P1-46 In Silico Evaluation of a Novel Iterative Bayesian Sampling Strategy for Efficient Detection of Pathogenic Bacteria in Preharvest Produce and Environments

Monday, July 10, 2017
Exhibit Hall (Tampa Convention Center)
Aixia Xu , Department of Nutrition and Food Science, University of Maryland , College Park , MD
Robert Buchanan , University of Maryland, Department of Nutrition and Food Science and Center for Food Safety and Security Systems , College Park , MD
Introduction:  Sampling of preharvest environments and produce is, increasingly, being used as a tool to enhance food microbial safety. In most sampling plans, the sample locations are determined beforehand and all samples are collected at once. This, in part, is because traditional methods of microbial detection take one or more days to yield results. However, recent development of rapid microbial methods allow the users to get test results much faster, which makes iterative sampling strategy possible.

Purpose:  The goal of this study was to evaluate the effectiveness of traditional sampling plans and a novel iterative sampling strategy, based on Bayesian Global Optimization (BGO), on simulated fields with realistic contamination sources.
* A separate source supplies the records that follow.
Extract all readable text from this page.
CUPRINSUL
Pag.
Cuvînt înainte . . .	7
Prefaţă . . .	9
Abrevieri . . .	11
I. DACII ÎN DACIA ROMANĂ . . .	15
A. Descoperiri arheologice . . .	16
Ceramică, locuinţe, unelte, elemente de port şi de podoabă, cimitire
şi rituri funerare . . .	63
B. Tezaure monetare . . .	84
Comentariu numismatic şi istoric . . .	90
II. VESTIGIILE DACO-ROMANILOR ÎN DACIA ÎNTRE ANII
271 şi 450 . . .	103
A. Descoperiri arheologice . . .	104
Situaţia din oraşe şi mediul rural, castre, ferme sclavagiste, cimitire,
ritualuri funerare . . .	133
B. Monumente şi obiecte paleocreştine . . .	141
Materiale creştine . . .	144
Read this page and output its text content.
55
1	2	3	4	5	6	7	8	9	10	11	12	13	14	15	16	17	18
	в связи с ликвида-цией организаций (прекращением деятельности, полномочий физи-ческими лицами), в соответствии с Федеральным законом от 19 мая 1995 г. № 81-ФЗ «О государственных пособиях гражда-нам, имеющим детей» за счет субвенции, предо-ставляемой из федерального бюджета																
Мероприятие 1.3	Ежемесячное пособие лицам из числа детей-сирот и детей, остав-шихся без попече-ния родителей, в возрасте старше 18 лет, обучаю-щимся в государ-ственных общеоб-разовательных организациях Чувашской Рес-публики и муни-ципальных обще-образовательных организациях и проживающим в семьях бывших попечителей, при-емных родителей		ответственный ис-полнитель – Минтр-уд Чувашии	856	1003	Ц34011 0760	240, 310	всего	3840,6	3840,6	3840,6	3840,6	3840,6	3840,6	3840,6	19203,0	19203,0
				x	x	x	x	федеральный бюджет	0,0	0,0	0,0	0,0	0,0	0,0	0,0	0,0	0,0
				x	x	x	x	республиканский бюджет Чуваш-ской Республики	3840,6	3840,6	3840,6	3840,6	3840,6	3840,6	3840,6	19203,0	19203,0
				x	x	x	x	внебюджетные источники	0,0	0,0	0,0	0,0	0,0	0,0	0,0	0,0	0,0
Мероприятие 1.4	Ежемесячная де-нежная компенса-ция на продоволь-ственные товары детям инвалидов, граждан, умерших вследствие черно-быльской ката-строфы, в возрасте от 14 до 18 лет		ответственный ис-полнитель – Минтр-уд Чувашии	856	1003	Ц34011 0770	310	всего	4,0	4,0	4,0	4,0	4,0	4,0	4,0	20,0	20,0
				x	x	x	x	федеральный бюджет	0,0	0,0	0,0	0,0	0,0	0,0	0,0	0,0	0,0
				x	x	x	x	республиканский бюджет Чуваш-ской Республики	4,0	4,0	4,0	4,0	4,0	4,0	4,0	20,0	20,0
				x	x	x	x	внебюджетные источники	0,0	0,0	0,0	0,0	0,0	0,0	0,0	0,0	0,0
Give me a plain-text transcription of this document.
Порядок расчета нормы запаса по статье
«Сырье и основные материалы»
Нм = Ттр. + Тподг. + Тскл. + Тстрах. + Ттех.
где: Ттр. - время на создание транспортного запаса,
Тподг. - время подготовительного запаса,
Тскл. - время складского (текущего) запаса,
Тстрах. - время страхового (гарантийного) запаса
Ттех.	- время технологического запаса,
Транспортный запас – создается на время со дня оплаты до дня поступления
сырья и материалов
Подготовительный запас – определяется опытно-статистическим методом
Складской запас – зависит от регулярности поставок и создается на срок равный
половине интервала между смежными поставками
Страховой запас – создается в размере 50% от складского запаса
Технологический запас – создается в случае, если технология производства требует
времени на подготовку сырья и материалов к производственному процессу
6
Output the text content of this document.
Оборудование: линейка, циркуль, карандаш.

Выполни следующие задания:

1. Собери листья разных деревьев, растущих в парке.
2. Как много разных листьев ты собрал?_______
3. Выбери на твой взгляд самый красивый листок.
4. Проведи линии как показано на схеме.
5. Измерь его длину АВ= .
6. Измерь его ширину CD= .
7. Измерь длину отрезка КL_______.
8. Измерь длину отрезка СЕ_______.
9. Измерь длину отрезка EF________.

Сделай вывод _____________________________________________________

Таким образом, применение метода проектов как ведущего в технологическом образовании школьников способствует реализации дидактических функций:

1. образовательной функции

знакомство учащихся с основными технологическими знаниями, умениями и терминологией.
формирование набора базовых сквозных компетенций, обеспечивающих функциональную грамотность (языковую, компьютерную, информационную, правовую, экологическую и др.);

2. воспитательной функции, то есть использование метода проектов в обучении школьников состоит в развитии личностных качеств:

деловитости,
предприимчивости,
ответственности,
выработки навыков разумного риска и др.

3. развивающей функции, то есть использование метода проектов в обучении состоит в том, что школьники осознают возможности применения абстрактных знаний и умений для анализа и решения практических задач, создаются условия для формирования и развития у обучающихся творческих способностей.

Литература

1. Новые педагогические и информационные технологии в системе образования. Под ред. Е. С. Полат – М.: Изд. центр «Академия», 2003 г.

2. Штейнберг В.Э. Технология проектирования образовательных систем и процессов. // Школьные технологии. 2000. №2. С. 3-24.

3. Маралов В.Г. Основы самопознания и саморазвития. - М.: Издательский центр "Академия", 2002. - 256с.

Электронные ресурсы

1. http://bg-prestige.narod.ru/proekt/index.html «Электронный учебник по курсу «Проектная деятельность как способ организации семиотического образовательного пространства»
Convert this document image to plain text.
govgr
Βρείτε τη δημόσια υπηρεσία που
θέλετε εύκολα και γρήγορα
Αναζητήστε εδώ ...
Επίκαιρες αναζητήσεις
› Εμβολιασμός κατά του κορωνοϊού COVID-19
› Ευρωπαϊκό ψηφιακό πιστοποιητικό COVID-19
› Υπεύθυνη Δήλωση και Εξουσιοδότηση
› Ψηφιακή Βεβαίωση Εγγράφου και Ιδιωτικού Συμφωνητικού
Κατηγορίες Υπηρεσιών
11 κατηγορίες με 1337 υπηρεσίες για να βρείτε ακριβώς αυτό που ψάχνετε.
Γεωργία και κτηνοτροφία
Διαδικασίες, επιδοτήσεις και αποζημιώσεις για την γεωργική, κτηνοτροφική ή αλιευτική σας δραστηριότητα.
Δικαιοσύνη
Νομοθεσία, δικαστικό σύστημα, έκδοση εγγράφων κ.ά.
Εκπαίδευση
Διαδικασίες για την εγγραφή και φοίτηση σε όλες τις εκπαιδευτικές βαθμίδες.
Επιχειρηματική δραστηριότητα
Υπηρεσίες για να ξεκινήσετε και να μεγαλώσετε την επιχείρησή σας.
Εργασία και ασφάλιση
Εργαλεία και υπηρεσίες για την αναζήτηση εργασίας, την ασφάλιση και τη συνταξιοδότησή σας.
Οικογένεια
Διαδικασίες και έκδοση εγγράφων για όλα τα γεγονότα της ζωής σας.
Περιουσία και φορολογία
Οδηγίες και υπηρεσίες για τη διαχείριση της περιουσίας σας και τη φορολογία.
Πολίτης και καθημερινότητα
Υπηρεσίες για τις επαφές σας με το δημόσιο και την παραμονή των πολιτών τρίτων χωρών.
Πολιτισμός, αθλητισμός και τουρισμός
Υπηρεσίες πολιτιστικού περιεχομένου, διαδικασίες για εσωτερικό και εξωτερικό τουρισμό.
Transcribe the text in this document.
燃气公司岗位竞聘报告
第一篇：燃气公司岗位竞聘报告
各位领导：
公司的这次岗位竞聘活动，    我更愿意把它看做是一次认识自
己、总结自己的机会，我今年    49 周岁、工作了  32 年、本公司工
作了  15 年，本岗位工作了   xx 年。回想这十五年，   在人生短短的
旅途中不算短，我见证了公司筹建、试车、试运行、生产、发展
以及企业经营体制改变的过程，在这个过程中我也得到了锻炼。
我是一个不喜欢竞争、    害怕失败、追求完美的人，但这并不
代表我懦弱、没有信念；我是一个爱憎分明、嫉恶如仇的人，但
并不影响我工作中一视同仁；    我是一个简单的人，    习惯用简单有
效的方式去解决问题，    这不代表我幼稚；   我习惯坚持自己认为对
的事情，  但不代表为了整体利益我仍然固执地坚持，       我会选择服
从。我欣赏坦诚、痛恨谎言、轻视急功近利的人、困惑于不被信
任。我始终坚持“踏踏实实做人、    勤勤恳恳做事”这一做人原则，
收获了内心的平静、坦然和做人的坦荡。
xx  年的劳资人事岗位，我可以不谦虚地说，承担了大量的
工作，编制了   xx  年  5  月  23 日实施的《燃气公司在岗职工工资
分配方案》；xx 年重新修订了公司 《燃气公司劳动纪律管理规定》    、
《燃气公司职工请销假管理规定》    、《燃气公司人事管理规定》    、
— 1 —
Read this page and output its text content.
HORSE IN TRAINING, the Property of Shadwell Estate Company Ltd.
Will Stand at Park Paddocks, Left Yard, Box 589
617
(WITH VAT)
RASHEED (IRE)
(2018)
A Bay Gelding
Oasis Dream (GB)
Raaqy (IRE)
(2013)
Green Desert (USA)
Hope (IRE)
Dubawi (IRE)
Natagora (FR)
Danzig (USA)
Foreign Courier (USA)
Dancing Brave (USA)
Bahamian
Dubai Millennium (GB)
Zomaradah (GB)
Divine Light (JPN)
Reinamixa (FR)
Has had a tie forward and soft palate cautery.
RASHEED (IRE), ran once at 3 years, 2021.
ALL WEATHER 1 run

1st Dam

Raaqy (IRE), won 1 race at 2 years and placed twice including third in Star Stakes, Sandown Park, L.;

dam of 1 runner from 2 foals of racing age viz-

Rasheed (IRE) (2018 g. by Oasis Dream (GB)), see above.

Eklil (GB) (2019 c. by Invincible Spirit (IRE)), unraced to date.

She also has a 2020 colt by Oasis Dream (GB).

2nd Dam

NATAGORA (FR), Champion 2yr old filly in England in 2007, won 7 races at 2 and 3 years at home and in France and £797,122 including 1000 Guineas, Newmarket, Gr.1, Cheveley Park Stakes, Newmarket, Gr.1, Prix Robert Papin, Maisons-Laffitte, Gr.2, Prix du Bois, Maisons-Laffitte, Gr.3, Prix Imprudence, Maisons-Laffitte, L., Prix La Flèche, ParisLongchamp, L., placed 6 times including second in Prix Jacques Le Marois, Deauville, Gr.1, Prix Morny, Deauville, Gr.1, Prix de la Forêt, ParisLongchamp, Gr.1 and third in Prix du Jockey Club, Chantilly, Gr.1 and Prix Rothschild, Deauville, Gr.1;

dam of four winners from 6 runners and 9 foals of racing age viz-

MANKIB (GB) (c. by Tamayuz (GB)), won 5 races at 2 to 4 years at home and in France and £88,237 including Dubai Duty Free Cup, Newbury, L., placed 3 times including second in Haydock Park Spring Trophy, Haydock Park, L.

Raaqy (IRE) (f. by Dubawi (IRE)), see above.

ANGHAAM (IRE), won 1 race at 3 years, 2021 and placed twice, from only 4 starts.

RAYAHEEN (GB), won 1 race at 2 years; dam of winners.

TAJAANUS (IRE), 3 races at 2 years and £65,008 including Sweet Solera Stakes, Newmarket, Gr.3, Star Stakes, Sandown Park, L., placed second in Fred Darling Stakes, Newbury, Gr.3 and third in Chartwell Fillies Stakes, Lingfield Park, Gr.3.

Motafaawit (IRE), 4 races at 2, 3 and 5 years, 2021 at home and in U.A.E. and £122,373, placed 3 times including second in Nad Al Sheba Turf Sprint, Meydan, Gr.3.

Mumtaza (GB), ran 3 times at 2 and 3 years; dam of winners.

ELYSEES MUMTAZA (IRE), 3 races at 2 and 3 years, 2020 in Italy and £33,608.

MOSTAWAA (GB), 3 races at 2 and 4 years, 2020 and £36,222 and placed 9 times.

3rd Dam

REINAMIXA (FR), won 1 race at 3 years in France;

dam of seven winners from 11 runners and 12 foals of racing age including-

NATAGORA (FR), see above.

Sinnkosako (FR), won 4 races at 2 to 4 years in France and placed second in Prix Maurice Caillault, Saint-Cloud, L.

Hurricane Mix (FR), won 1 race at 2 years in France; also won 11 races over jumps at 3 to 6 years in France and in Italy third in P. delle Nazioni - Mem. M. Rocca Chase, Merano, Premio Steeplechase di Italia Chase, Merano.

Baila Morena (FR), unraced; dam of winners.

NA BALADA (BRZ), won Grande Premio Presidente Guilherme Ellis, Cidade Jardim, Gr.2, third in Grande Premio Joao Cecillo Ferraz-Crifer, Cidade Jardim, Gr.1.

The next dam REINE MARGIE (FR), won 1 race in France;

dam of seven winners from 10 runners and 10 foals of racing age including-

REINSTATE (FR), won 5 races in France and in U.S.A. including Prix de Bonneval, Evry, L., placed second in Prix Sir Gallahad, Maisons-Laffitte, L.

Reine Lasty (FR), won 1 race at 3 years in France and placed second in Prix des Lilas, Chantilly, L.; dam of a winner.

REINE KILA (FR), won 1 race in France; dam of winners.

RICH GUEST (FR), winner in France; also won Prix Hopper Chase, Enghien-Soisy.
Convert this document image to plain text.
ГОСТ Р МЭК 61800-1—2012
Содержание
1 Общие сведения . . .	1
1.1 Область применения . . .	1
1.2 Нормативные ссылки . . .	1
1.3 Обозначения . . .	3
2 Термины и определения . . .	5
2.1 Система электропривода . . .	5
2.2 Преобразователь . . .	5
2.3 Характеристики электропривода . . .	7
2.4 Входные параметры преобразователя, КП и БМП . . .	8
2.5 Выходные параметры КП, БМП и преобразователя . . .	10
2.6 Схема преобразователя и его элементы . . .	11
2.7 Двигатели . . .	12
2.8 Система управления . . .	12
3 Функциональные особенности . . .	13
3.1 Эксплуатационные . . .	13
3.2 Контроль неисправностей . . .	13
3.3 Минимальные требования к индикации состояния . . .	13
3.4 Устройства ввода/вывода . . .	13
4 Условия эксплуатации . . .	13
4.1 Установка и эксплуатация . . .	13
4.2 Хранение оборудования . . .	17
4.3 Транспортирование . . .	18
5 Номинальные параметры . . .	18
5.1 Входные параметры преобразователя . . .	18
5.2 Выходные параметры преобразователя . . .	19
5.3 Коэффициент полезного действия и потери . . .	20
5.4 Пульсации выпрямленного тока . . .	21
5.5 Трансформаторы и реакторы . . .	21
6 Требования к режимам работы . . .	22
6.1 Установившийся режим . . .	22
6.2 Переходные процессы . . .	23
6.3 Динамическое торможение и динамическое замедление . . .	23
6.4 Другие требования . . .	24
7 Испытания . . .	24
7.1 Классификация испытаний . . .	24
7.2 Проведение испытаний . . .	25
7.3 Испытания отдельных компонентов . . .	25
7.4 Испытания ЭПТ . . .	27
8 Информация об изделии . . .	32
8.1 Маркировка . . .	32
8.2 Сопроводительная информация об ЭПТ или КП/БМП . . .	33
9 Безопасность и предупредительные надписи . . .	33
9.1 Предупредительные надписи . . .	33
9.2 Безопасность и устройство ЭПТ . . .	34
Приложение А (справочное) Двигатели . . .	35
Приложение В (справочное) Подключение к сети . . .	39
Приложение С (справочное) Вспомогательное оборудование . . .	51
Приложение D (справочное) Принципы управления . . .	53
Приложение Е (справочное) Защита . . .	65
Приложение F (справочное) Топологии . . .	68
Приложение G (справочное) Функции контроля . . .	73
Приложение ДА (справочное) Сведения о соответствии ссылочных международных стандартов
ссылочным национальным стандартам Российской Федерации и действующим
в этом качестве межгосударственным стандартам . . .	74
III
Methods:  The effectiveness of the iterative BGO sampling plan and three traditional sampling plans (random, stratified-random, and z-pattern) were evaluated using a simulation model. Preharvest fields with realistic contamination sources were generated in silico. Three types of contaminations were considered, point contamination, line contamination and planar contamination. It was assumed that pathogen presence was correlated with indicator bacteria level. The BGO plan uses prior results to inform the subsequent sampling locations, to maximize overall detection probability. The same number of samples was collected in each sampling plan (n=18).

Results:  In simulated fields with five by six plots and nine subplots/plot (270 total sampling locations and six contamination sites on average), the BGO sampling plan dramatically increased detection probability compared to traditional sampling plans (random: 0.30±0.11; stratified random: 0.32±0.11; z-pattern: 0.32±0.17; BGO: 0.63±0.23). The difference was highly significant (P<0.0001).

Significance: This study provides a novel iterative sampling strategy for microbial quality testing. The sampling strategy gives much better detection probability than traditional sampling plans in realistic scenarios. This alternative sampling approach would be particularly beneficial when implemented as part of testing program that monitors preharvest fields over the course of the cultivation cycle.